Вернулся, он вернулся, папка! Он меня заберет отсюда. Прямо сегодня, сейчас мы уедем отсюда!
Сгрудились вокруг нас ребятишки. Они гладят его пальто. Кто-то даже гладит меня. И смотрят с восхищением не только на него, но и на меня тоже. Я почему-то вспоминаю Митька – жаль, он не видит, что ко мне приехал отец.
Ближайшим автобусом мы уезжаем в город. Нам надо еще поспеть на другой автобус, который довезет нас до дома.
… Вся семья в сборе. Нет только бабушки — она уехала к себе в деревню. Она отдала мне брошку. «Для тебя ведь и куплено было...» - грустно сказала она на прощанье.
Младшая сестренка меряет обновку - новые красные ботиночки. Она пританцовывает на месте, кружится, шлепается на коврик. И опять встает, и танцует в новых ботиночках. Ни с того, ни с сего слезы вдруг наворачиваются у меня на глаза. Мне тоже хочется, чтобы...
- Ты чего? - спрашивает отец. - Тоже хочешь ботиночки?
Мне стыдно признаться, что я позавидовала маленькой сестренке. Но это так — позавидовала. Мне кажется, они должны меня жалеть — ведь я вернулась из какой-то очень печальной сказки. Меня тыкали в горячую кашу лицом, дергали за косы, мазали ваксой, отрезали пуговицы на пальто, вон они и сейчас все разные. Я целую вечность жила без любви! Но и здесь меня не любят. Ботиночки вон купили сестре, любуются на нее, как в интернате девчонки на Валю Абросимову.
- Не обижайся, - говорит мать, - и тебе когда-нибудь купим...
- Я хочу домой, - с вызовом произношу я и зарываюсь в подушку головой.
- Ну, так скоро поедешь, - говорит мать, - каникулы заканчиваются.
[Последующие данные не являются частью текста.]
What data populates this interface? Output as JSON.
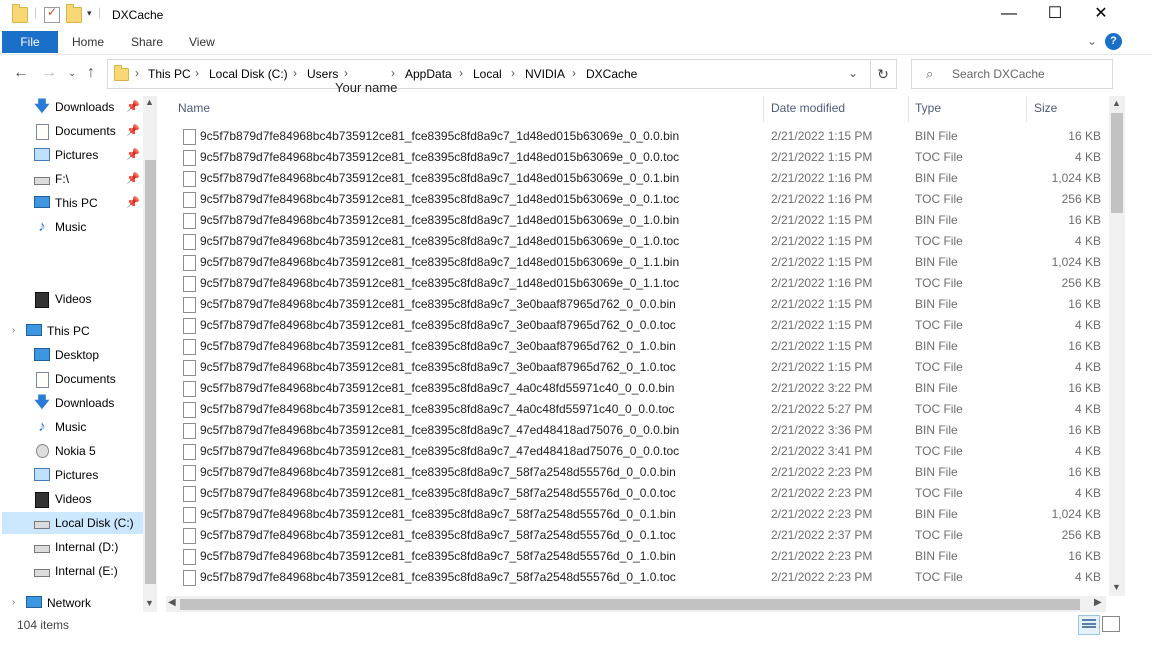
{
  "window": {
    "title": "DXCache",
    "minimize": "—",
    "maximize": "☐",
    "close": "✕"
  },
  "ribbon": {
    "file": "File",
    "tabs": [
      "Home",
      "Share",
      "View"
    ],
    "help": "?"
  },
  "address": {
    "crumbs": [
      "This PC",
      "Local Disk (C:)",
      "Users",
      "",
      "AppData",
      "Local",
      "NVIDIA",
      "DXCache"
    ],
    "overlay_text": "Your name"
  },
  "search": {
    "placeholder": "Search DXCache"
  },
  "sidebar": {
    "quick_access": [
      {
        "label": "Downloads",
        "icon": "download-arrow-icon",
        "pinned": true
      },
      {
        "label": "Documents",
        "icon": "documents-icon",
        "pinned": true
      },
      {
        "label": "Pictures",
        "icon": "pictures-icon",
        "pinned": true
      },
      {
        "label": "F:\\",
        "icon": "drive-icon",
        "pinned": true
      },
      {
        "label": "This PC",
        "icon": "computer-icon",
        "pinned": true
      },
      {
        "label": "Music",
        "icon": "music-icon",
        "pinned": false
      },
      {
        "label": "Videos",
        "icon": "videos-icon",
        "pinned": false
      }
    ],
    "this_pc": {
      "label": "This PC",
      "items": [
        {
          "label": "Desktop",
          "icon": "desktop-icon"
        },
        {
          "label": "Documents",
          "icon": "documents-icon"
        },
        {
          "label": "Downloads",
          "icon": "download-arrow-icon"
        },
        {
          "label": "Music",
          "icon": "music-icon"
        },
        {
          "label": "Nokia 5",
          "icon": "phone-icon"
        },
        {
          "label": "Pictures",
          "icon": "pictures-icon"
        },
        {
          "label": "Videos",
          "icon": "videos-icon"
        },
        {
          "label": "Local Disk (C:)",
          "icon": "system-drive-icon",
          "selected": true
        },
        {
          "label": "Internal (D:)",
          "icon": "drive-icon"
        },
        {
          "label": "Internal (E:)",
          "icon": "drive-icon"
        }
      ]
    },
    "network": "Network"
  },
  "columns": {
    "name": "Name",
    "date": "Date modified",
    "type": "Type",
    "size": "Size"
  },
  "files": [
    {
      "name": "9c5f7b879d7fe84968bc4b735912ce81_fce8395c8fd8a9c7_1d48ed015b63069e_0_0.0.bin",
      "date": "2/21/2022 1:15 PM",
      "type": "BIN File",
      "size": "16 KB"
    },
    {
      "name": "9c5f7b879d7fe84968bc4b735912ce81_fce8395c8fd8a9c7_1d48ed015b63069e_0_0.0.toc",
      "date": "2/21/2022 1:15 PM",
      "type": "TOC File",
      "size": "4 KB"
    },
    {
      "name": "9c5f7b879d7fe84968bc4b735912ce81_fce8395c8fd8a9c7_1d48ed015b63069e_0_0.1.bin",
      "date": "2/21/2022 1:16 PM",
      "type": "BIN File",
      "size": "1,024 KB"
    },
    {
      "name": "9c5f7b879d7fe84968bc4b735912ce81_fce8395c8fd8a9c7_1d48ed015b63069e_0_0.1.toc",
      "date": "2/21/2022 1:16 PM",
      "type": "TOC File",
      "size": "256 KB"
    },
    {
      "name": "9c5f7b879d7fe84968bc4b735912ce81_fce8395c8fd8a9c7_1d48ed015b63069e_0_1.0.bin",
      "date": "2/21/2022 1:15 PM",
      "type": "BIN File",
      "size": "16 KB"
    },
    {
      "name": "9c5f7b879d7fe84968bc4b735912ce81_fce8395c8fd8a9c7_1d48ed015b63069e_0_1.0.toc",
      "date": "2/21/2022 1:15 PM",
      "type": "TOC File",
      "size": "4 KB"
    },
    {
      "name": "9c5f7b879d7fe84968bc4b735912ce81_fce8395c8fd8a9c7_1d48ed015b63069e_0_1.1.bin",
      "date": "2/21/2022 1:15 PM",
      "type": "BIN File",
      "size": "1,024 KB"
    },
    {
      "name": "9c5f7b879d7fe84968bc4b735912ce81_fce8395c8fd8a9c7_1d48ed015b63069e_0_1.1.toc",
      "date": "2/21/2022 1:16 PM",
      "type": "TOC File",
      "size": "256 KB"
    },
    {
      "name": "9c5f7b879d7fe84968bc4b735912ce81_fce8395c8fd8a9c7_3e0baaf87965d762_0_0.0.bin",
      "date": "2/21/2022 1:15 PM",
      "type": "BIN File",
      "size": "16 KB"
    },
    {
      "name": "9c5f7b879d7fe84968bc4b735912ce81_fce8395c8fd8a9c7_3e0baaf87965d762_0_0.0.toc",
      "date": "2/21/2022 1:15 PM",
      "type": "TOC File",
      "size": "4 KB"
    },
    {
      "name": "9c5f7b879d7fe84968bc4b735912ce81_fce8395c8fd8a9c7_3e0baaf87965d762_0_1.0.bin",
      "date": "2/21/2022 1:15 PM",
      "type": "BIN File",
      "size": "16 KB"
    },
    {
      "name": "9c5f7b879d7fe84968bc4b735912ce81_fce8395c8fd8a9c7_3e0baaf87965d762_0_1.0.toc",
      "date": "2/21/2022 1:15 PM",
      "type": "TOC File",
      "size": "4 KB"
    },
    {
      "name": "9c5f7b879d7fe84968bc4b735912ce81_fce8395c8fd8a9c7_4a0c48fd55971c40_0_0.0.bin",
      "date": "2/21/2022 3:22 PM",
      "type": "BIN File",
      "size": "16 KB"
    },
    {
      "name": "9c5f7b879d7fe84968bc4b735912ce81_fce8395c8fd8a9c7_4a0c48fd55971c40_0_0.0.toc",
      "date": "2/21/2022 5:27 PM",
      "type": "TOC File",
      "size": "4 KB"
    },
    {
      "name": "9c5f7b879d7fe84968bc4b735912ce81_fce8395c8fd8a9c7_47ed48418ad75076_0_0.0.bin",
      "date": "2/21/2022 3:36 PM",
      "type": "BIN File",
      "size": "16 KB"
    },
    {
      "name": "9c5f7b879d7fe84968bc4b735912ce81_fce8395c8fd8a9c7_47ed48418ad75076_0_0.0.toc",
      "date": "2/21/2022 3:41 PM",
      "type": "TOC File",
      "size": "4 KB"
    },
    {
      "name": "9c5f7b879d7fe84968bc4b735912ce81_fce8395c8fd8a9c7_58f7a2548d55576d_0_0.0.bin",
      "date": "2/21/2022 2:23 PM",
      "type": "BIN File",
      "size": "16 KB"
    },
    {
      "name": "9c5f7b879d7fe84968bc4b735912ce81_fce8395c8fd8a9c7_58f7a2548d55576d_0_0.0.toc",
      "date": "2/21/2022 2:23 PM",
      "type": "TOC File",
      "size": "4 KB"
    },
    {
      "name": "9c5f7b879d7fe84968bc4b735912ce81_fce8395c8fd8a9c7_58f7a2548d55576d_0_0.1.bin",
      "date": "2/21/2022 2:23 PM",
      "type": "BIN File",
      "size": "1,024 KB"
    },
    {
      "name": "9c5f7b879d7fe84968bc4b735912ce81_fce8395c8fd8a9c7_58f7a2548d55576d_0_0.1.toc",
      "date": "2/21/2022 2:37 PM",
      "type": "TOC File",
      "size": "256 KB"
    },
    {
      "name": "9c5f7b879d7fe84968bc4b735912ce81_fce8395c8fd8a9c7_58f7a2548d55576d_0_1.0.bin",
      "date": "2/21/2022 2:23 PM",
      "type": "BIN File",
      "size": "16 KB"
    },
    {
      "name": "9c5f7b879d7fe84968bc4b735912ce81_fce8395c8fd8a9c7_58f7a2548d55576d_0_1.0.toc",
      "date": "2/21/2022 2:23 PM",
      "type": "TOC File",
      "size": "4 KB"
    }
  ],
  "status": {
    "count": "104 items"
  },
  "colors": {
    "accent": "#1a6fc9",
    "selected": "#cce8ff",
    "folder": "#f8d775"
  }
}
Сердце мое отрывается и падает куда-то. Что это такое я сказала? Где теперь мой дом? Только что я сказала, что здесь мне — не дом. А дом там, где в кашу лицом, где не присядешь на кровать, где злая тетка моет по ночам коридор, где меня не любят, где строем в столовую и строем в школу, где... Одиночество, холодное одиночество обступает меня. И я задыхаюсь от слез, уткнувшись в подушку.
Через несколько дней отец везет меня в интернат. Он говорит, что надо закончить год, а там будет видно. Я киваю головой.
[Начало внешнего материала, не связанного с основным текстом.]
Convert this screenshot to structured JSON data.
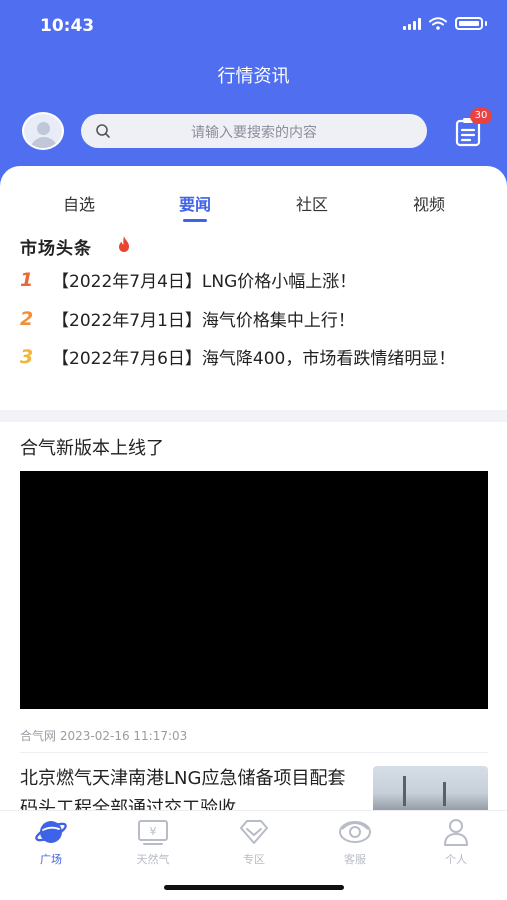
{
  "status_bar": {
    "time": "10:43"
  },
  "header": {
    "title": "行情资讯",
    "search_placeholder": "请输入要搜索的内容",
    "notice_badge": "30"
  },
  "tabs": [
    {
      "label": "自选",
      "active": false
    },
    {
      "label": "要闻",
      "active": true
    },
    {
      "label": "社区",
      "active": false
    },
    {
      "label": "视频",
      "active": false
    }
  ],
  "headlines": {
    "section_title": "市场头条",
    "items": [
      {
        "rank": "1",
        "rank_color": "#e8683a",
        "title": "【2022年7月4日】LNG价格小幅上涨！"
      },
      {
        "rank": "2",
        "rank_color": "#f0913a",
        "title": "【2022年7月1日】海气价格集中上行！"
      },
      {
        "rank": "3",
        "rank_color": "#f2b43a",
        "title": "【2022年7月6日】海气降400，市场看跌情绪明显！"
      }
    ]
  },
  "feed": [
    {
      "title": "合气新版本上线了",
      "source": "合气网",
      "datetime": "2023-02-16 11:17:03"
    },
    {
      "title": "北京燃气天津南港LNG应急储备项目配套码头工程全部通过交工验收"
    }
  ],
  "tabbar": [
    {
      "label": "广场",
      "icon": "planet-icon",
      "active": true
    },
    {
      "label": "天然气",
      "icon": "yen-icon",
      "active": false
    },
    {
      "label": "专区",
      "icon": "diamond-icon",
      "active": false
    },
    {
      "label": "客服",
      "icon": "headset-icon",
      "active": false
    },
    {
      "label": "个人",
      "icon": "person-icon",
      "active": false
    }
  ],
  "colors": {
    "brand": "#4f6ff0",
    "accent": "#3f63e8",
    "badge": "#e94242"
  }
}
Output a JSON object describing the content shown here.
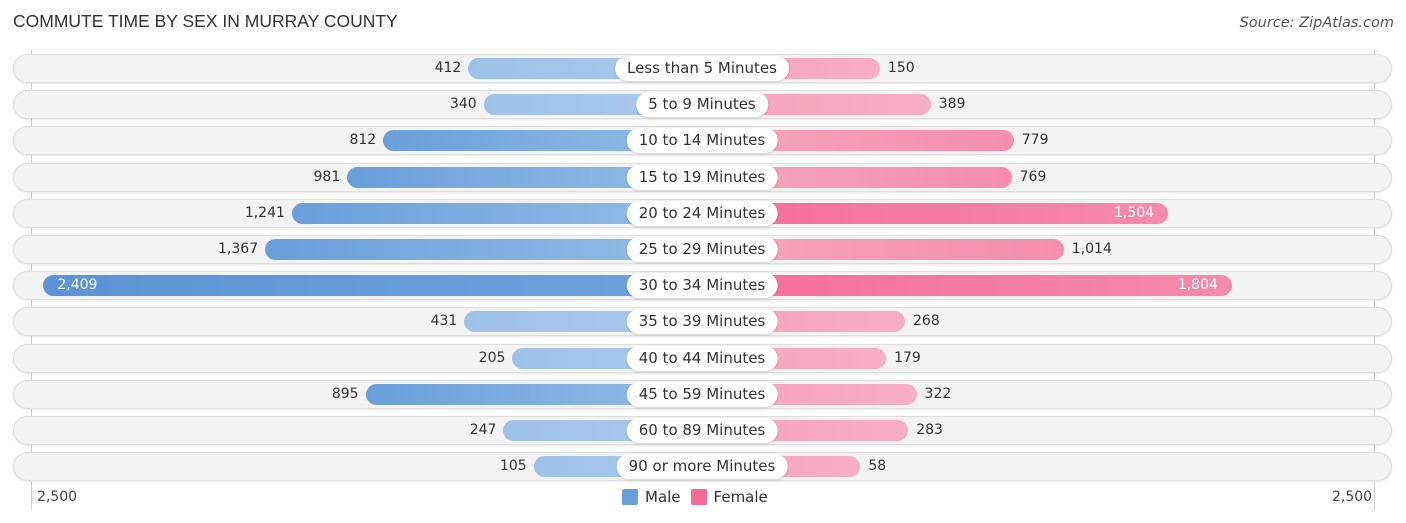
{
  "chart_data": {
    "type": "bar",
    "orientation": "horizontal-diverging",
    "title": "COMMUTE TIME BY SEX IN MURRAY COUNTY",
    "source": "Source: ZipAtlas.com",
    "categories": [
      "Less than 5 Minutes",
      "5 to 9 Minutes",
      "10 to 14 Minutes",
      "15 to 19 Minutes",
      "20 to 24 Minutes",
      "25 to 29 Minutes",
      "30 to 34 Minutes",
      "35 to 39 Minutes",
      "40 to 44 Minutes",
      "45 to 59 Minutes",
      "60 to 89 Minutes",
      "90 or more Minutes"
    ],
    "series": [
      {
        "name": "Male",
        "color": "#6a9fd9",
        "side": "left",
        "values": [
          412,
          340,
          812,
          981,
          1241,
          1367,
          2409,
          431,
          205,
          895,
          247,
          105
        ],
        "labels": [
          "412",
          "340",
          "812",
          "981",
          "1,241",
          "1,367",
          "2,409",
          "431",
          "205",
          "895",
          "247",
          "105"
        ]
      },
      {
        "name": "Female",
        "color": "#f56b98",
        "side": "right",
        "values": [
          150,
          389,
          779,
          769,
          1504,
          1014,
          1804,
          268,
          179,
          322,
          283,
          58
        ],
        "labels": [
          "150",
          "389",
          "779",
          "769",
          "1,504",
          "1,014",
          "1,804",
          "268",
          "179",
          "322",
          "283",
          "58"
        ]
      }
    ],
    "xlim": [
      -2500,
      2500
    ],
    "axis_tick_labels": {
      "left": "2,500",
      "right": "2,500"
    },
    "legend": {
      "position": "bottom-center",
      "entries": [
        "Male",
        "Female"
      ]
    },
    "grid": false
  }
}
В бараке никого нет, все на уроках. Я беру портфель и иду в школу. Сегодня я иду туда одна, без речевки.
В кармане у меня, завернутые в папиросную бумагу, лежат семь изумрудных камушков. Я ставлю портфель на снег, зажимаю его между валенок, чтобы не упал, и достаю шуршащий сверточек. На белом снегу, при солнечном свете камни горят ослепительно. Один я подарю Вале Абросимовой, другой Ню...
Кто-то застит мне свет. Я поднимаю глаза и вижу ухмыляющееся лицо Митька. Ладошка моя сжимается.
- Мелочь, ты опять тут? - Митек кривит толстые губы. - А что это у тебя в кулачке, крошка?
Я прячу руку за спину. Он без труда возвращает ее и нажимает пальцем на запястье. Это очень больно. Я вскрикиваю. Пальцы разжимаются. Камушки сверкают на солнце.
- Что за чепуха? - говорит Митек.
- Не трогай! - кричу я что есть силы.
- Нужны мне твои цацки! - презрительно говорит Митек. Он бьет снизу по моей ладошке. Камушки, брызнув на прощанье зеленым светом, исчезают в сугробе.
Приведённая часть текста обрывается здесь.